Movies about making movies rarely fail, as these type of movies have a kind of self-reflective and self-deprecating satire that can’t really be duplicated by other types of art (there aren’t many songs about recording a song, nor are there many paintings about painting). Supporting Characters, which was co-written and directed by Daniel Schechter (Goodbye Baby) stars Alex Karpovsky and Tarik Lowe (who also co-wrote the screenplay) as Nick and Darryl, two close friends who work as a film editing team. The two receive their latest assignment, which is just the beginning of the pair’s troubles in their personal lives and professional relationship.
The movie they are assigned to edit is a dog, pun intended — a rom-com whose plot sounds a lot like Marley & Me. Like most editors working on bad movies, Nick and Darryl are expected to turn the footage into something resembling an entertaining movie. Mike (Mike Landry), the man who runs the editing company, says perhaps the truest thing about editors when its pointed out that the movie is full of terrible acting. “That’s why we have these editors,” he says, “to fix the bad acting.” The only redeeming quality of the film is that they get to work with its star, Jamie (Arielle Kebbel), although the young beauty and the celebrity world she represents becomes increasingly dangerously attractive to Nick as his relationship with his fiance Amy (Sophia Takal) crumbles. Darryl’s relationship with his girlfriend, Liana (Melonie Diaz) isn’t so rosy, either.

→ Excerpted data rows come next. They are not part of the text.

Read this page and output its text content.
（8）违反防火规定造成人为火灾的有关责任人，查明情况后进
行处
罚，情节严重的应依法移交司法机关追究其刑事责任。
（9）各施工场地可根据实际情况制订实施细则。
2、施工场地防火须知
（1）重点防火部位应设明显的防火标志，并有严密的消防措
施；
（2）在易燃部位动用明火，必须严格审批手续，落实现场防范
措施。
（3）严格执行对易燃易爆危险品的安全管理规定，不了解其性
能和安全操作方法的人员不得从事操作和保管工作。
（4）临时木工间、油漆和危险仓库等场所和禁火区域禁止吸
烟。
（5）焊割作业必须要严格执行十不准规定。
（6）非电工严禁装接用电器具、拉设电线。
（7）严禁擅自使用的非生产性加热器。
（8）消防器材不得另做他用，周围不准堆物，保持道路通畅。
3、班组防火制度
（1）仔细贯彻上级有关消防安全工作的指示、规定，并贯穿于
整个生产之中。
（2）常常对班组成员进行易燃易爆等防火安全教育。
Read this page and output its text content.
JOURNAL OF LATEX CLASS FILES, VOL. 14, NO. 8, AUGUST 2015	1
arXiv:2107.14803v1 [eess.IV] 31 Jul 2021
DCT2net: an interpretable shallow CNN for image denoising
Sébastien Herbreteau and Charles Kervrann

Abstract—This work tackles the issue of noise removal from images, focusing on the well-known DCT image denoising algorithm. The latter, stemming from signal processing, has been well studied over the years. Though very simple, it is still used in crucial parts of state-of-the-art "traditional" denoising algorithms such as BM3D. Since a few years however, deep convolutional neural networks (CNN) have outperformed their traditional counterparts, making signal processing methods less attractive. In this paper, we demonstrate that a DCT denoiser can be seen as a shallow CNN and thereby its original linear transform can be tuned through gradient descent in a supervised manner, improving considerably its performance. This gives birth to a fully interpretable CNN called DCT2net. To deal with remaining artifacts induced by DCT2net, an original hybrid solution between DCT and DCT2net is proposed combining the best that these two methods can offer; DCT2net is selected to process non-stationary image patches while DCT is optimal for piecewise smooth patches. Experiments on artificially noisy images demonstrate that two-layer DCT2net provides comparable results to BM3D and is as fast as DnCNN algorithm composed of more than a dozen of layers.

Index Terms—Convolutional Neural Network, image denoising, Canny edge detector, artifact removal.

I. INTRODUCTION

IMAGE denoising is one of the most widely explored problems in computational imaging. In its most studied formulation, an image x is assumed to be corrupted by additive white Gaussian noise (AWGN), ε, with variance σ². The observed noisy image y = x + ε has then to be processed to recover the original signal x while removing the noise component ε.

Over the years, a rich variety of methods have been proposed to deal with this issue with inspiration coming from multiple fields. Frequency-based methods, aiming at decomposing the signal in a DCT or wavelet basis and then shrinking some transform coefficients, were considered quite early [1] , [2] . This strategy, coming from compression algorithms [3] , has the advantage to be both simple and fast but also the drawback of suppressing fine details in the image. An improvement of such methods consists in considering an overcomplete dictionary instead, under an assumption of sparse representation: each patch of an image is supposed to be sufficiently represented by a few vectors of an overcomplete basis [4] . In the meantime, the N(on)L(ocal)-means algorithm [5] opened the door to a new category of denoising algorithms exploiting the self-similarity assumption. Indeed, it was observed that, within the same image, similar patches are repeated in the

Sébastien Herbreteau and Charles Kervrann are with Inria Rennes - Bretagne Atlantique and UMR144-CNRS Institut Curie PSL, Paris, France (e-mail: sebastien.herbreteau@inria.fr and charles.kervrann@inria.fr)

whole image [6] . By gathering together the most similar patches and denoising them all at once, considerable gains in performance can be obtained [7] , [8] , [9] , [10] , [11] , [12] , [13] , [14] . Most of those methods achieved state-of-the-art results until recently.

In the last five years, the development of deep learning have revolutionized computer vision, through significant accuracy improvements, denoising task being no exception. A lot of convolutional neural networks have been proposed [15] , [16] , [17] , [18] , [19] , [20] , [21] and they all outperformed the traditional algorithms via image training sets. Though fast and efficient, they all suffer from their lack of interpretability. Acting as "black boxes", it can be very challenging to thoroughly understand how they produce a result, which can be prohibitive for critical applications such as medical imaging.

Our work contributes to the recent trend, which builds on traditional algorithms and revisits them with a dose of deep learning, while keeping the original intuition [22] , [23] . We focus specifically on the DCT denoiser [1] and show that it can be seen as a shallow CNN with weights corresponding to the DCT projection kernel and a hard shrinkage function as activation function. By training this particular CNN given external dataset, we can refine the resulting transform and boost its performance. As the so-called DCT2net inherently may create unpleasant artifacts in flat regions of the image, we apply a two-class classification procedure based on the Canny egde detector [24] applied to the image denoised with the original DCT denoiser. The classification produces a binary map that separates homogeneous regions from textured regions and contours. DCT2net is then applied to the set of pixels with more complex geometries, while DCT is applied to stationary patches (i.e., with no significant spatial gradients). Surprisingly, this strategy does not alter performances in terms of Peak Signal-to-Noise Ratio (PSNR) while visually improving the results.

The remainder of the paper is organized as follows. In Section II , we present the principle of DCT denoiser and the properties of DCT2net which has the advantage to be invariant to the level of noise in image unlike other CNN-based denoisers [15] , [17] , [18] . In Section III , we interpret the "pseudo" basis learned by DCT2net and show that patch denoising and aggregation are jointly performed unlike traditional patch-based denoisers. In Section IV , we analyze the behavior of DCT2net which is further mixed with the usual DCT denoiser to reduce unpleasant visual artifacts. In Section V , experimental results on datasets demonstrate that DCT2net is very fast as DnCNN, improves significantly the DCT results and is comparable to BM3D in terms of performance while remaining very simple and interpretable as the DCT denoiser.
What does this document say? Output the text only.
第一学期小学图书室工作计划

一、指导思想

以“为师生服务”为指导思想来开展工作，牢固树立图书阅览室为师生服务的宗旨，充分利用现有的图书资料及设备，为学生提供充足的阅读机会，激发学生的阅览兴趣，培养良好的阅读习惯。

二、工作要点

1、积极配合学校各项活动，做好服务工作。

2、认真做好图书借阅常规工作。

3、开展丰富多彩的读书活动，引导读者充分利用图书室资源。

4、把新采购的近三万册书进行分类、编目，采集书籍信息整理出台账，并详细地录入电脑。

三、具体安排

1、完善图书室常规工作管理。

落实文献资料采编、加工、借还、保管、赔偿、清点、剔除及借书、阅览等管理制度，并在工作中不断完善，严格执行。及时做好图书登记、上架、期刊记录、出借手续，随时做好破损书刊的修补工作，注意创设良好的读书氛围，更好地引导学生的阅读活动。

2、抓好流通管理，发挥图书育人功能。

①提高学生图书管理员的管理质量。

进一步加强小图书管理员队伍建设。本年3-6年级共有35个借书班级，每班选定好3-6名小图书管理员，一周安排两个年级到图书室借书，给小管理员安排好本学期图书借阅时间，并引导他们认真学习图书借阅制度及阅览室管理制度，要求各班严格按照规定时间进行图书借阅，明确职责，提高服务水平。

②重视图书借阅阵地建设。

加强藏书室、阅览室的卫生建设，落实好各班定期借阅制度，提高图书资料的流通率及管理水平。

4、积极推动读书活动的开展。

So Supporting Characters is a movie about the two editors trying to construct something while their personal lives are deconstructing.
Not making the process any easier is Adrian (Kevin Corrigan, a familiar face but probably best known for The Departed), the film’s director who seems to think his movie is an artistic accomplishment rather than a date night popcorn movie. Nick and Darryl’s interactions with him are many of the film’s highlights, particularly one scene that takes on the scenario of a hostage negotiation. Corrigan is spot-on as that “artist” you know who thinks his or her work is far more meaningful than it actually is.
There’s an obvious great rapport between Karpovsky and Lowe, and the first forty-five minutes of the film are lighthearted and jocular despite obvious relationship problems gaining steam for both lead characters. This tone makes the film really enjoyable for the most part. Then a lot happens in the film’s final twenty minutes, and not all of it connects. When the drama eventually overtakes the comedy the film is less enjoyable yet more compelling, if that makes sense. In other words, the movie hits harder, but the joy from the earlier scenes is gone and profoundly missed. That seems to have been Schechter’s intention, and it’s worth noting that he’s accomplished the difficult task of pulling off the total tonal shift, even if it feels like something is missing.
That “missing” feeling results from a key plot point centered on a character that is neither seen nor mentioned until very late in the narrative, as the character is supposed to be a deeply-hidden secret. But putting such a moment in a movie out of left field lacks the true emotional punch it is supposed to arrive with. While it wasn’t necessary to meet this character, it seems like a cheap trick to just be tossed in the story like a last-minute attempt at a twist to transition between the earlier fun scenes and the later dramatic ones. When something so important to the plot is shoved in like that it suggests deeper problems with the movie’s story.
So while the ending doesn’t make up for that surprising shift, it does reaffirm the essentials of the two characters as they go forth to work on their next project. It’s fascinating to witness two men who achieve significant professional success while struggling from issues in their private lives. But since this is a movie about the close friendship between two co-workers, the intertwining of their professional and private lives with their changing friendship is compelling.
Rating: Aside from the problems with the film’s story in the last twenty minutes, everyone involved in this makes it a winner (7.5/10).